On disait qu'il s'était édifié sur la falaise, entre le port et la crique des anémones, un confessionnal, une cabane d'écorces et un autel de rondins où il célébrait chaque matin la Sainte Messe.

En fait, il n'était guère vraisemblable qu'il fût là à cette heure du jour. Et que voulait-elle savoir ou obtenir de lui ?...

En vérité, elle s'aperçut qu'elle avait seulement envie de le voir. Un prêtre ! Qui était un homme dont elle avait partagé l'existence familière. Elle ne lui dirait peut-être rien, mais le vieux réflexe, né de l'enfance religieuse, entremêlée de prières et de processions, jouait et la portait vers lui. Il était « Le » prêtre. Il avait acquis chèrement, par le prix de son ascétisme, de sa chasteté, de son éloignement du monde, le droit d'entrevoir les mystères obscurs qui régissent les actions humaines.

Pourquoi le père de Vernon avait-il planté la croix en ce lieu, comme s'il comptait y résider longtemps ? Voulait-il, par ce signe, se l'approprier ? Comme le doigt entre l'écorce et le tronc, son petit campement était là coincé de guingois entre le Gouldsboro catholique, le Gouldsboro protestant, avec échappée sur le camp Champlain et sur le village indien. Et la haute croix de bois se dressait sur fond d'arbres et de ciel. De grands cèdres et quelques ormes et chênes lui faisaient un décor vert sombre, frangé d'épilobes pourpres, un décor pour drame shakespearien, l'enfermant étroitement entre mer et forêt. L'esplanade où se dressaient la croix, la cabane, le confessionnal et l'autel, était parsemée de genévriers, de quelques plantes a l'encens amer.

En débouchant d'entre les arbres on entendait tout de suite le fracas des vagues, et, par instants, lorsqu'elles s'engouffraient plus profondément en contrebas, un panache neigeux dépassait le bord de la falaise. On aurait dit une grosse bête curieuse, cherchant à jeter un coup d'œil furtif sur un monde inconnu d'elle.

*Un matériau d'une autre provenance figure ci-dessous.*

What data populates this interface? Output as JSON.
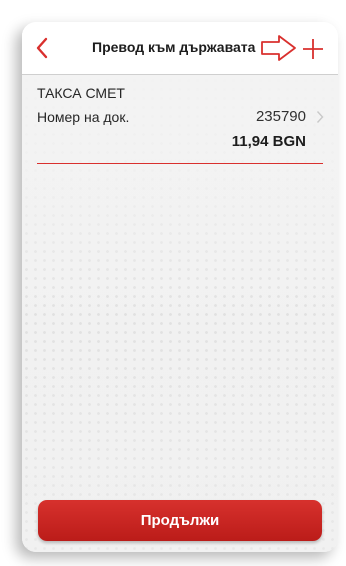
{
  "header": {
    "title": "Превод към държавата",
    "back_icon": "chevron-left-icon",
    "arrow_icon": "arrow-right-outline-icon",
    "add_icon": "plus-icon"
  },
  "payment": {
    "name": "ТАКСА СМЕТ",
    "doc_label": "Номер на док.",
    "doc_number": "235790",
    "amount": "11,94 BGN"
  },
  "actions": {
    "continue_label": "Продължи"
  },
  "colors": {
    "accent": "#d9302e",
    "button": "#c8221f",
    "background": "#f1f1f1"
  }
}
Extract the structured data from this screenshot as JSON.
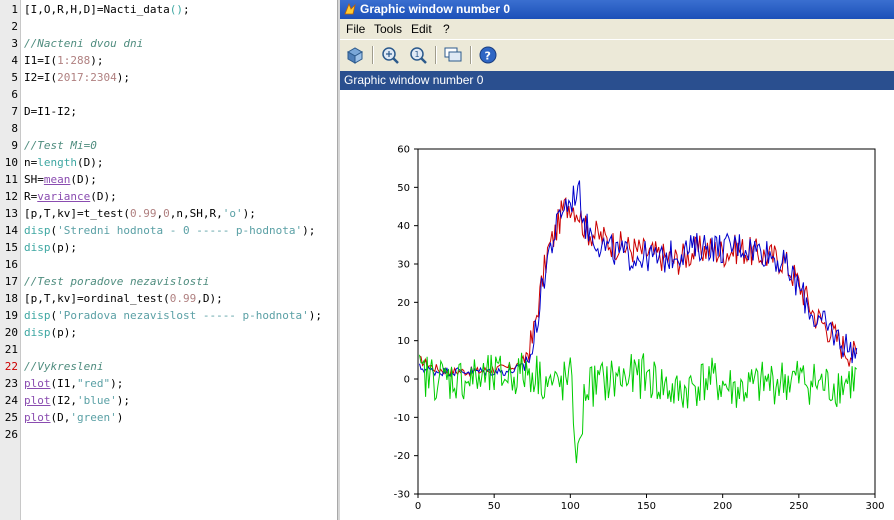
{
  "editor": {
    "current_line": 22,
    "lines": [
      {
        "n": "1",
        "tokens": [
          {
            "c": "k-op",
            "t": "[I,O,R,H,D]=Nacti_data"
          },
          {
            "c": "k-fn",
            "t": "()"
          },
          {
            "c": "k-op",
            "t": ";"
          }
        ]
      },
      {
        "n": "2",
        "tokens": []
      },
      {
        "n": "3",
        "tokens": [
          {
            "c": "k-com",
            "t": "//Nacteni dvou dni"
          }
        ]
      },
      {
        "n": "4",
        "tokens": [
          {
            "c": "k-op",
            "t": "I1=I("
          },
          {
            "c": "k-num",
            "t": "1:288"
          },
          {
            "c": "k-op",
            "t": ");"
          }
        ]
      },
      {
        "n": "5",
        "tokens": [
          {
            "c": "k-op",
            "t": "I2=I("
          },
          {
            "c": "k-num",
            "t": "2017:2304"
          },
          {
            "c": "k-op",
            "t": ");"
          }
        ]
      },
      {
        "n": "6",
        "tokens": []
      },
      {
        "n": "7",
        "tokens": [
          {
            "c": "k-op",
            "t": "D=I1-I2;"
          }
        ]
      },
      {
        "n": "8",
        "tokens": []
      },
      {
        "n": "9",
        "tokens": [
          {
            "c": "k-com",
            "t": "//Test Mi=0"
          }
        ]
      },
      {
        "n": "10",
        "tokens": [
          {
            "c": "k-op",
            "t": "n="
          },
          {
            "c": "k-fn",
            "t": "length"
          },
          {
            "c": "k-op",
            "t": "(D);"
          }
        ]
      },
      {
        "n": "11",
        "tokens": [
          {
            "c": "k-op",
            "t": "SH="
          },
          {
            "c": "k-mac",
            "t": "mean"
          },
          {
            "c": "k-op",
            "t": "(D);"
          }
        ]
      },
      {
        "n": "12",
        "tokens": [
          {
            "c": "k-op",
            "t": "R="
          },
          {
            "c": "k-mac",
            "t": "variance"
          },
          {
            "c": "k-op",
            "t": "(D);"
          }
        ]
      },
      {
        "n": "13",
        "tokens": [
          {
            "c": "k-op",
            "t": "[p,T,kv]=t_test("
          },
          {
            "c": "k-num",
            "t": "0.99"
          },
          {
            "c": "k-op",
            "t": ","
          },
          {
            "c": "k-num",
            "t": "0"
          },
          {
            "c": "k-op",
            "t": ",n,SH,R,"
          },
          {
            "c": "k-str",
            "t": "'o'"
          },
          {
            "c": "k-op",
            "t": ");"
          }
        ]
      },
      {
        "n": "14",
        "tokens": [
          {
            "c": "k-fn",
            "t": "disp"
          },
          {
            "c": "k-op",
            "t": "("
          },
          {
            "c": "k-str",
            "t": "'Stredni hodnota - 0 ----- p-hodnota'"
          },
          {
            "c": "k-op",
            "t": ");"
          }
        ]
      },
      {
        "n": "15",
        "tokens": [
          {
            "c": "k-fn",
            "t": "disp"
          },
          {
            "c": "k-op",
            "t": "(p);"
          }
        ]
      },
      {
        "n": "16",
        "tokens": []
      },
      {
        "n": "17",
        "tokens": [
          {
            "c": "k-com",
            "t": "//Test poradove nezavislosti"
          }
        ]
      },
      {
        "n": "18",
        "tokens": [
          {
            "c": "k-op",
            "t": "[p,T,kv]=ordinal_test("
          },
          {
            "c": "k-num",
            "t": "0.99"
          },
          {
            "c": "k-op",
            "t": ",D);"
          }
        ]
      },
      {
        "n": "19",
        "tokens": [
          {
            "c": "k-fn",
            "t": "disp"
          },
          {
            "c": "k-op",
            "t": "("
          },
          {
            "c": "k-str",
            "t": "'Poradova nezavislost ----- p-hodnota'"
          },
          {
            "c": "k-op",
            "t": ");"
          }
        ]
      },
      {
        "n": "20",
        "tokens": [
          {
            "c": "k-fn",
            "t": "disp"
          },
          {
            "c": "k-op",
            "t": "(p);"
          }
        ]
      },
      {
        "n": "21",
        "tokens": []
      },
      {
        "n": "22",
        "tokens": [
          {
            "c": "k-com",
            "t": "//Vykresleni"
          }
        ]
      },
      {
        "n": "23",
        "tokens": [
          {
            "c": "k-mac",
            "t": "plot"
          },
          {
            "c": "k-op",
            "t": "(I1,"
          },
          {
            "c": "k-str",
            "t": "\"red\""
          },
          {
            "c": "k-op",
            "t": ");"
          }
        ]
      },
      {
        "n": "24",
        "tokens": [
          {
            "c": "k-mac",
            "t": "plot"
          },
          {
            "c": "k-op",
            "t": "(I2,"
          },
          {
            "c": "k-str",
            "t": "'blue'"
          },
          {
            "c": "k-op",
            "t": ");"
          }
        ]
      },
      {
        "n": "25",
        "tokens": [
          {
            "c": "k-mac",
            "t": "plot"
          },
          {
            "c": "k-op",
            "t": "(D,"
          },
          {
            "c": "k-str",
            "t": "'green'"
          },
          {
            "c": "k-op",
            "t": ")"
          }
        ]
      },
      {
        "n": "26",
        "tokens": []
      }
    ]
  },
  "graphic_window": {
    "title": "Graphic window number 0",
    "tab_title": "Graphic window number 0",
    "menu": [
      "File",
      "Tools",
      "Edit",
      "?"
    ],
    "toolbar_icons": [
      "rotate-icon",
      "zoom-icon",
      "unzoom-icon",
      "datatip-icon",
      "help-icon"
    ]
  },
  "chart_data": {
    "type": "line",
    "xlim": [
      0,
      300
    ],
    "ylim": [
      -30,
      60
    ],
    "xticks": [
      0,
      50,
      100,
      150,
      200,
      250,
      300
    ],
    "yticks": [
      -30,
      -20,
      -10,
      0,
      10,
      20,
      30,
      40,
      50,
      60
    ],
    "grid": false,
    "n_points": 288,
    "series": [
      {
        "color": "#cc0000",
        "label_note": "I1",
        "anchors": [
          [
            1,
            5
          ],
          [
            10,
            3
          ],
          [
            20,
            2
          ],
          [
            40,
            2
          ],
          [
            60,
            3
          ],
          [
            68,
            4
          ],
          [
            75,
            10
          ],
          [
            80,
            22
          ],
          [
            85,
            33
          ],
          [
            90,
            38
          ],
          [
            95,
            44
          ],
          [
            100,
            46
          ],
          [
            105,
            44
          ],
          [
            110,
            39
          ],
          [
            120,
            37
          ],
          [
            130,
            35
          ],
          [
            140,
            34
          ],
          [
            150,
            33
          ],
          [
            160,
            32
          ],
          [
            170,
            31
          ],
          [
            180,
            33
          ],
          [
            190,
            34
          ],
          [
            200,
            33
          ],
          [
            210,
            34
          ],
          [
            220,
            33
          ],
          [
            230,
            32
          ],
          [
            240,
            31
          ],
          [
            250,
            25
          ],
          [
            260,
            17
          ],
          [
            270,
            13
          ],
          [
            280,
            8
          ],
          [
            288,
            6
          ]
        ]
      },
      {
        "color": "#0000cc",
        "label_note": "I2",
        "anchors": [
          [
            1,
            3
          ],
          [
            10,
            2
          ],
          [
            20,
            2
          ],
          [
            40,
            2
          ],
          [
            60,
            2
          ],
          [
            68,
            3
          ],
          [
            75,
            7
          ],
          [
            80,
            20
          ],
          [
            85,
            32
          ],
          [
            90,
            38
          ],
          [
            95,
            45
          ],
          [
            100,
            46
          ],
          [
            105,
            50
          ],
          [
            110,
            40
          ],
          [
            120,
            35
          ],
          [
            130,
            33
          ],
          [
            140,
            32
          ],
          [
            150,
            32
          ],
          [
            160,
            31
          ],
          [
            170,
            33
          ],
          [
            180,
            34
          ],
          [
            190,
            35
          ],
          [
            200,
            34
          ],
          [
            210,
            35
          ],
          [
            220,
            34
          ],
          [
            230,
            33
          ],
          [
            240,
            30
          ],
          [
            250,
            24
          ],
          [
            260,
            16
          ],
          [
            270,
            13
          ],
          [
            280,
            9
          ],
          [
            288,
            7
          ]
        ]
      },
      {
        "color": "#00cc00",
        "label_note": "D",
        "anchors": [
          [
            1,
            1
          ],
          [
            20,
            0
          ],
          [
            40,
            0
          ],
          [
            60,
            1
          ],
          [
            75,
            2
          ],
          [
            90,
            -2
          ],
          [
            100,
            0
          ],
          [
            105,
            -22
          ],
          [
            110,
            -2
          ],
          [
            130,
            0
          ],
          [
            150,
            1
          ],
          [
            170,
            -4
          ],
          [
            190,
            0
          ],
          [
            210,
            -3
          ],
          [
            230,
            -1
          ],
          [
            250,
            0
          ],
          [
            270,
            -2
          ],
          [
            288,
            0
          ]
        ]
      }
    ]
  }
}
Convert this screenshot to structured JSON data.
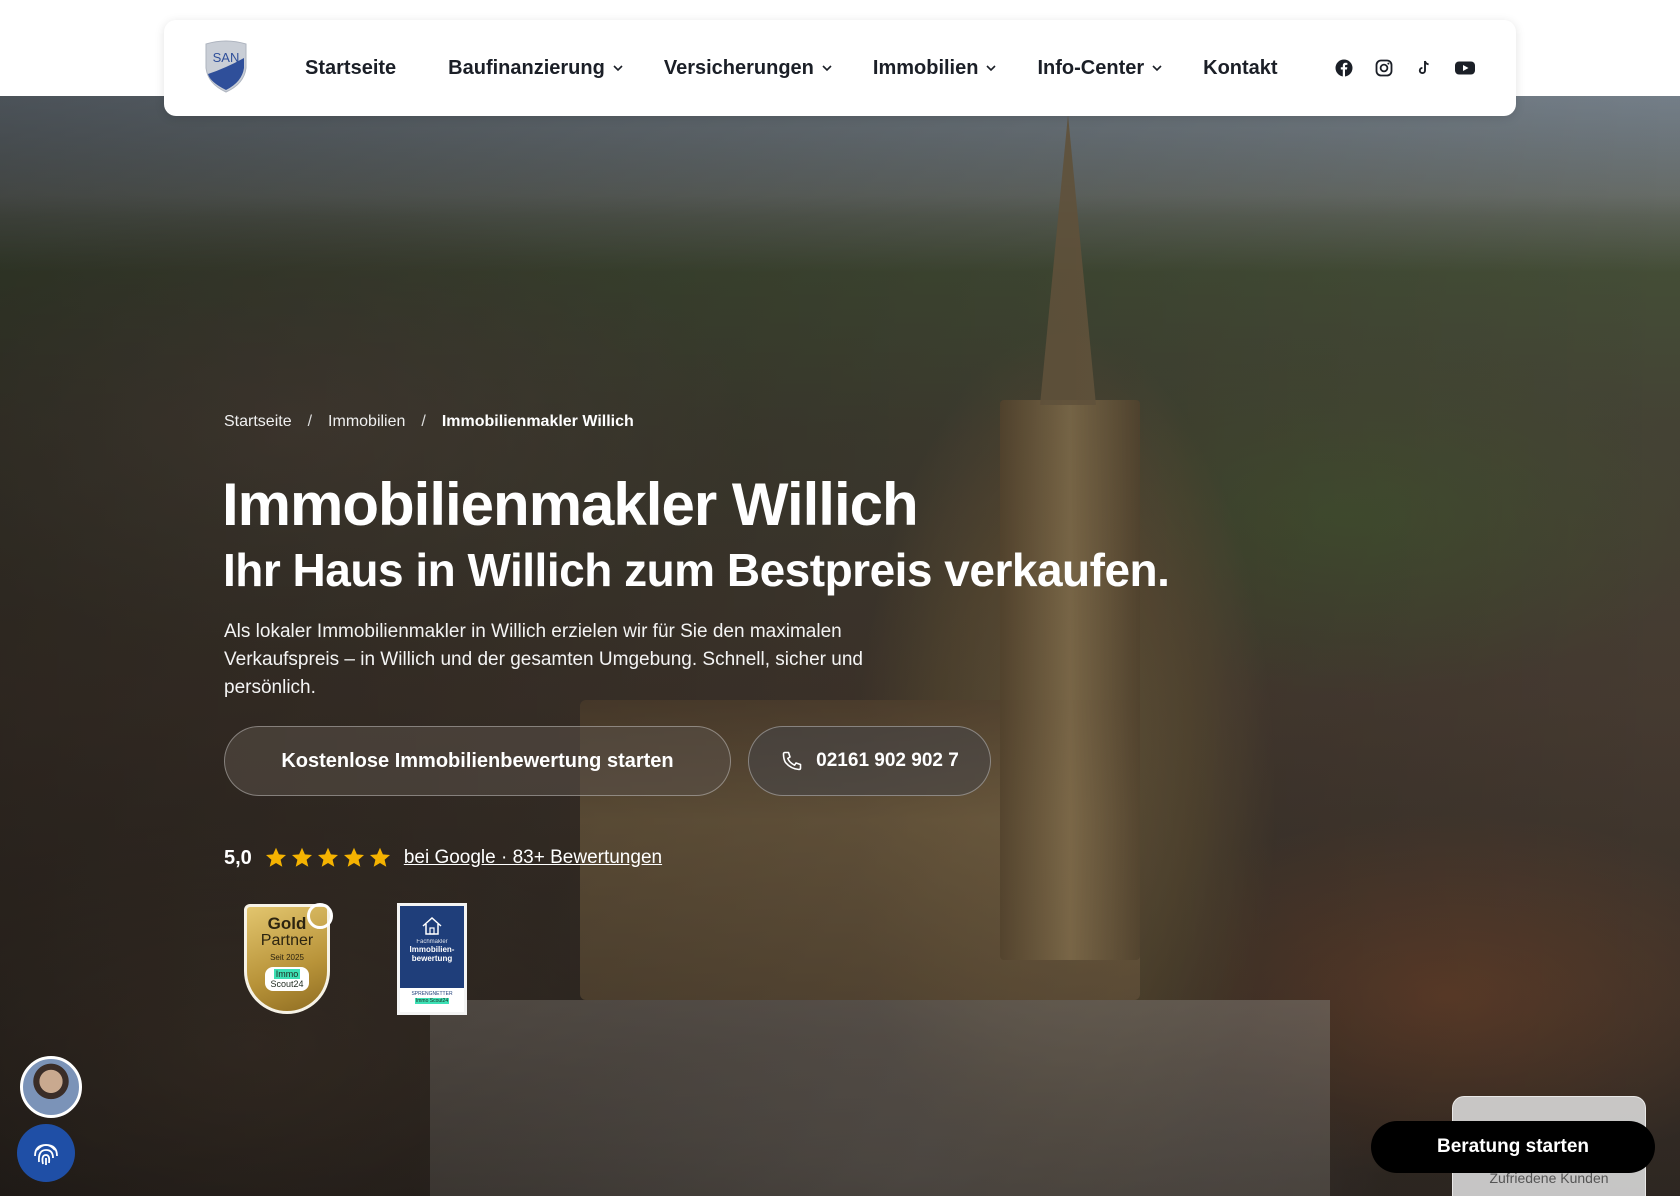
{
  "nav": {
    "logo_text": "SAN",
    "items": [
      {
        "label": "Startseite",
        "has_dropdown": false
      },
      {
        "label": "Baufinanzierung",
        "has_dropdown": true
      },
      {
        "label": "Versicherungen",
        "has_dropdown": true
      },
      {
        "label": "Immobilien",
        "has_dropdown": true
      },
      {
        "label": "Info-Center",
        "has_dropdown": true
      },
      {
        "label": "Kontakt",
        "has_dropdown": false
      }
    ],
    "socials": [
      "facebook-icon",
      "instagram-icon",
      "tiktok-icon",
      "youtube-icon"
    ]
  },
  "breadcrumb": {
    "items": [
      "Startseite",
      "Immobilien",
      "Immobilienmakler Willich"
    ],
    "separator": "/"
  },
  "hero": {
    "title": "Immobilienmakler Willich",
    "subtitle": "Ihr Haus in Willich zum Bestpreis verkaufen.",
    "intro": "Als lokaler Immobilienmakler in Willich erzielen wir für Sie den maximalen Verkaufspreis – in Willich und der gesamten Umgebung. Schnell, sicher und persönlich.",
    "cta_primary": "Kostenlose Immobilienbewertung starten",
    "cta_phone": "02161 902 902 7"
  },
  "rating": {
    "score": "5,0",
    "stars": 5,
    "link_text": "bei Google · 83+ Bewertungen",
    "star_color": "#F5B301"
  },
  "badges": {
    "gold": {
      "line1": "Gold",
      "line2": "Partner",
      "since": "Seit 2025",
      "brand_top": "Immo",
      "brand_bottom": "Scout24"
    },
    "blue": {
      "kicker": "Fachmakler",
      "title": "Immobilien-bewertung",
      "brand_line": "SPRENGNETTER",
      "brand": "Immo Scout24"
    }
  },
  "widgets": {
    "consult_button": "Beratung starten",
    "review_card_text": "Zufriedene Kunden"
  },
  "colors": {
    "nav_text": "#1B1F27",
    "consult_bg": "#000000",
    "fingerprint_bg": "#1F4FA6",
    "badge_blue": "#1F3E7A"
  }
}
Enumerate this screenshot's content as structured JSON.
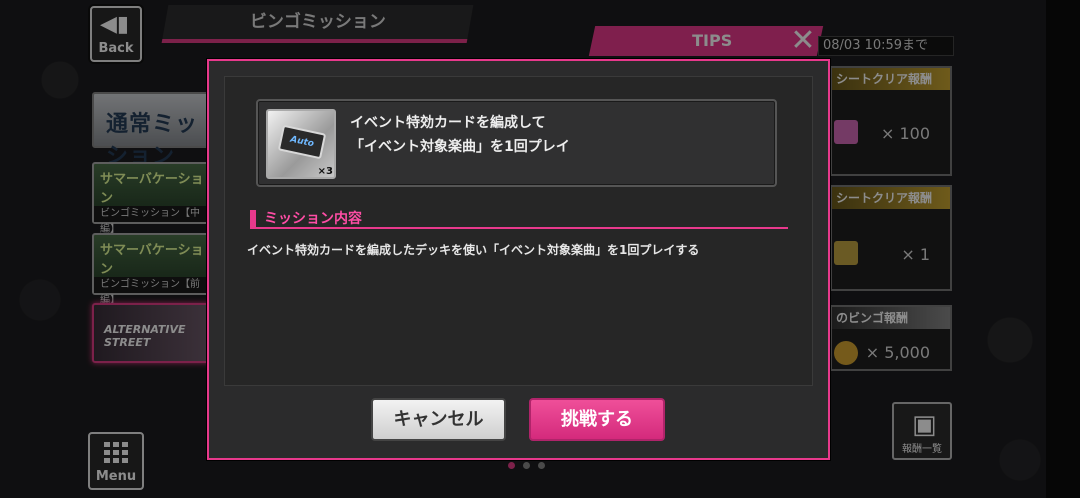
{
  "header": {
    "back_label": "Back",
    "title": "ビンゴミッション"
  },
  "tips": {
    "label": "TIPS",
    "close_glyph": "✕",
    "deadline": "08/03 10:59まで"
  },
  "left_list": {
    "normal": "通常ミッション",
    "events": [
      {
        "title": "サマーバケーション",
        "sub": "ビンゴミッション【中編】"
      },
      {
        "title": "サマーバケーション",
        "sub": "ビンゴミッション【前編】"
      }
    ],
    "alt": "ALTERNATIVE STREET"
  },
  "rewards": [
    {
      "header": "シートクリア報酬",
      "value": "× 100"
    },
    {
      "header": "シートクリア報酬",
      "value": "× 1"
    },
    {
      "header": "のビンゴ報酬",
      "value": "× 5,000"
    }
  ],
  "rewards_list_label": "報酬一覧",
  "menu_label": "Menu",
  "modal": {
    "card": {
      "icon_text": "Auto",
      "multiplier": "×3",
      "description": "イベント特効カードを編成して\n「イベント対象楽曲」を1回プレイ"
    },
    "section_title": "ミッション内容",
    "section_body": "イベント特効カードを編成したデッキを使い「イベント対象楽曲」を1回プレイする",
    "cancel_label": "キャンセル",
    "challenge_label": "挑戦する"
  },
  "colors": {
    "accent": "#e8398c",
    "background": "#1d1d1f"
  }
}
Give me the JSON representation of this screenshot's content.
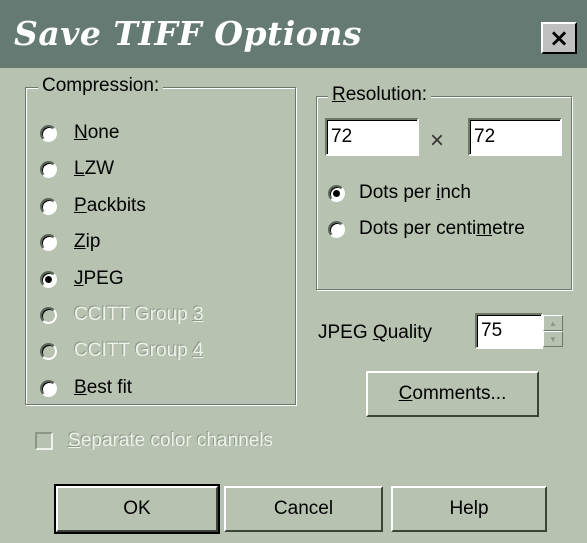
{
  "window": {
    "title": "Save TIFF Options",
    "close_glyph": "×"
  },
  "compression": {
    "label": "Compression:",
    "options": [
      {
        "pre": "",
        "key": "N",
        "post": "one",
        "checked": false,
        "disabled": false
      },
      {
        "pre": "",
        "key": "L",
        "post": "ZW",
        "checked": false,
        "disabled": false
      },
      {
        "pre": "",
        "key": "P",
        "post": "ackbits",
        "checked": false,
        "disabled": false
      },
      {
        "pre": "",
        "key": "Z",
        "post": "ip",
        "checked": false,
        "disabled": false
      },
      {
        "pre": "",
        "key": "J",
        "post": "PEG",
        "checked": true,
        "disabled": false
      },
      {
        "pre": "CCITT Group ",
        "key": "3",
        "post": "",
        "checked": false,
        "disabled": true
      },
      {
        "pre": "CCITT Group ",
        "key": "4",
        "post": "",
        "checked": false,
        "disabled": true
      },
      {
        "pre": "",
        "key": "B",
        "post": "est fit",
        "checked": false,
        "disabled": false
      }
    ]
  },
  "resolution": {
    "label_key": "R",
    "label_rest": "esolution:",
    "x_value": "72",
    "y_value": "72",
    "times_glyph": "×",
    "units": [
      {
        "pre": "Dots per ",
        "key": "i",
        "post": "nch",
        "checked": true
      },
      {
        "pre": "Dots per centi",
        "key": "m",
        "post": "etre",
        "checked": false
      }
    ]
  },
  "jpeg_quality": {
    "label_pre": "JPEG ",
    "label_key": "Q",
    "label_post": "uality",
    "value": "75",
    "up_glyph": "▲",
    "down_glyph": "▼"
  },
  "buttons": {
    "comments_key": "C",
    "comments_rest": "omments...",
    "ok": "OK",
    "cancel": "Cancel",
    "help": "Help"
  },
  "separate_channels": {
    "key": "S",
    "rest": "eparate color channels",
    "checked": false,
    "disabled": true
  }
}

Le petit garçon suédois se tenait assis devant la cabane à creuser un pipeau.

Angélique aperçut alors le père de Vernon à l'extrémité d'un promontoire d'énormes roches.

Sa soutane noire se détachait sur l'horizon redevenu d'un bleu dur moucheté de blanc. Il se tenait solidement arc-bouté sur ses pieds nus, insoucieux des éclaboussures, que les vagues faisaient pleuvoir par intermittence, alentour.

Il avait le visage tourné dans une direction déterminée. Comme Angélique s'approchait de lui, elle sut qu'il regardait vers Gouldsboro. De là, Gouldsboro se découvrait avec sa rade, sa plage, son port sur la gauche, et ses « maisons de bois clair ».

Une attention soutenue figeait le Jésuite. On eût dit qu'il voulait intensément percer le secret de cette image, inscrite là, dans la courbe du rivage.

Il n'entendit pas approcher Angélique et elle sut d'une communication certaine qu'il évoquait la vision de la religieuse de Québec et comparait en lui-même.

Lorsqu'il se tourna vers elle, elle lui dit avec un sourire, un peu désenchanté.

– C'est Gouldsboro, n'est-ce pas ? Vous pensez que c'est bien Gouldsboro que la sœur Madeleine a vu dans sa vision !... Gouldsboro qu'elle n'a jamais pu voir autrement qu'en songe ?

Il la fixa de son regard volontairement froid et vide. Et parce qu'elle savait – qu'elle avait appris durement à ses « dépens – que le siècle qu'ils vivaient était le siècle des sublimités religieuses, de la mortification extérieure et d'une morale sévère, elle se sentait impuissante à lui communiquer la vérité de Gouldsboro, qui était, malgré ses Huguenots, comme une entité de tout cela, avec sa volonté de survivre hors de conflits mystiques et de faire sa part au bonheur, à la richesse, à l'amour.

– Pourquoi Gouldsboro ? soupira-t-elle.

– Et pourquoi pas Gouldsboro ? rétorqua-t-il, sarcastique.

– Et pourquoi pas Gouldsboro ?

Il venait à elle et la rencontra à mi-chemin du promontoire. Et devant sa figure altière, son allure hautaine et la froideur de son expression, un doute lui vint. Elle avait pensé naguère : « Toute cette trame qui nous piège, c'est tellement habile ! Tellement intelligent !... Quelque chose à l'image de cet homme, de ces hommes en soutane noire, dressés à servir Dieu avec toutes les ressources de leur savoir, de leur pouvoir sur l'esprit humain, jouant de ces désirs et de ces terreurs, pour mener les hommes à leur salut coûte que coûte, ne reculant devant rien pour parvenir à ce but sacré : sauver, préserver l'Église catholique apostolique et romaine, et si possible en implanter par le monde entier la doctrine. »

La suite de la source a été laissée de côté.